1948 Triumph 1800 Roadster
Solid car to use and improve; lots of history; loads of chrome....
The first post-war car from Triumph Motor Company, the Roadster was produced from 1946 to 1949. Initially equipped with a 65bhp Standard 1,800cc engine, it was superseded by a 68bhp 2-litre version in 1948. Styled by Frank Callaby and Arthur Ballard, with mechanical design by Ray Turner, the Roadster was intended as a rival to Jaguar, whose cars had also used Standard engines in the pre-war period.
Post-war steel shortages meant that the swooping bodywork was built from aluminium using rubber press tools that had been used by Standard to make parts for the Mosquito fighter bomber during the war. The chassis was hand-welded from steel tube and featured transverse leaf sprung independent suspension at the front and a live axle with half-elliptic springs at the rear. The rear track was considerably narrower than the front. Brakes were hydraulic and drive was via a four-speed column-change gearbox with synchromesh on the top three ratios. On the 2-litre model this was replaced with an all-synchro three-speed ‘box.
The front bench seat could accommodate three at a squeeze and additional room for two was provided by dickey seats in the rear and a stepped rear bumper to aid entry and exit. A Triumph Roadster was famously driven by Bergerac in the BBC crime drama of the same name, starring John Nettles. Just 4,501 examples were made, making these elegant roadsters very rare and sought after machines today.
This September 1948 example comes with plenty of history having originally been delivered in grey livery with blue leather and a black hood. A RHD home market car, it was built in early August and its registration JYP 842 was issued in London, the number it carries today which remains transferable.
It was in the hands of a student in Loughborough in the 1960s who paid £75 for it, the car by then having lost its seal between the window and the hood - leading to 'a high turnover of girlfriends' by all accounts. Further stories about trips to the pub with 9 on board show that the car has led an interesting life. He sold it in 1969 for £30. The car was resprayed Midnight blue and the column change converted to the floor shift it has today - the gearbox is from an SS Jaguar.
It changed hands again in 1972 for £275 plus a Morris 8!. It passed to the owner's brother before passing on again in 1977. It was then retrimmed in brown with beige upholstery and repainted ivory. A few more owners came and went, the car being offered through Avonvale Classics in 1999.
Our vendor acquired the car in 2021, and has covered a few local journeys since then.
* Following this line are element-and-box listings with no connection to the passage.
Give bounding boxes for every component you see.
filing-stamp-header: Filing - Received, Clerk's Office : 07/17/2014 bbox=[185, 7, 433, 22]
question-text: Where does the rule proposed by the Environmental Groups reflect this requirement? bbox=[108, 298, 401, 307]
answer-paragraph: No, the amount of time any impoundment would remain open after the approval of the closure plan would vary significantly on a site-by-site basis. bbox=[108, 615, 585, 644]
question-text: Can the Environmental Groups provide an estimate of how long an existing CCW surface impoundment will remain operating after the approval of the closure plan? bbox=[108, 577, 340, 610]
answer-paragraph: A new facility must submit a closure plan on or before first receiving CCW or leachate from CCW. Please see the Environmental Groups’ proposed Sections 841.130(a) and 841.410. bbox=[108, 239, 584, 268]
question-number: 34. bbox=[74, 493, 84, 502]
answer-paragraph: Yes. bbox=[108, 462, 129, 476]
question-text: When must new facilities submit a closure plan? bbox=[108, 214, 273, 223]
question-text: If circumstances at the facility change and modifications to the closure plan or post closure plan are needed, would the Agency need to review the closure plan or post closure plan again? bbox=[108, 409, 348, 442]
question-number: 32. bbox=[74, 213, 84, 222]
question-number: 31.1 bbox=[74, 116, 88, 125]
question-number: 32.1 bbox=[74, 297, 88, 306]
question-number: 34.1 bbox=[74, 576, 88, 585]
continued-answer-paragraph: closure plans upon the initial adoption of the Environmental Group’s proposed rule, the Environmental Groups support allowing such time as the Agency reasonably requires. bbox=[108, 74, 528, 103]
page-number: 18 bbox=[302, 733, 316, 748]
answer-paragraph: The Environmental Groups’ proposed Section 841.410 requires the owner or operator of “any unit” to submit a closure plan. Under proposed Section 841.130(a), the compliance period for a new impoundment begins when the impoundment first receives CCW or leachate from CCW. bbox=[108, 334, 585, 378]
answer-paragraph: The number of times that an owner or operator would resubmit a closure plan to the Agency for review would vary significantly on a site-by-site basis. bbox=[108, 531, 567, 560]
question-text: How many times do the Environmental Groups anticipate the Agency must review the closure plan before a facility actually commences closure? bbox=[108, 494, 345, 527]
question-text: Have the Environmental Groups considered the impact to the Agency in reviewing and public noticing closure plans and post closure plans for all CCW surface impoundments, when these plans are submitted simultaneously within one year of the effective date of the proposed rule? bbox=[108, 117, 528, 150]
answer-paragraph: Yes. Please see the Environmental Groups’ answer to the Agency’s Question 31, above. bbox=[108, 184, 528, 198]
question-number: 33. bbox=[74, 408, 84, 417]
He was intending to drive the car to us from Bristol, but found that the brakes need bleeding, the pedal requiring a few pumps to get the car to pull up. The overall condition is solid, although the paintwork is poor (we don't know when it was changed from ivory to blue) and the engine bay has been liberally hand painted black.
The chrome, of which there is plenty, remains in good condition which is very good news, although the car is probably best described as scruffy overall, still, it is priced accordingly so if you are after a use and improve car on a relatively tight budget, this is well worth consideration.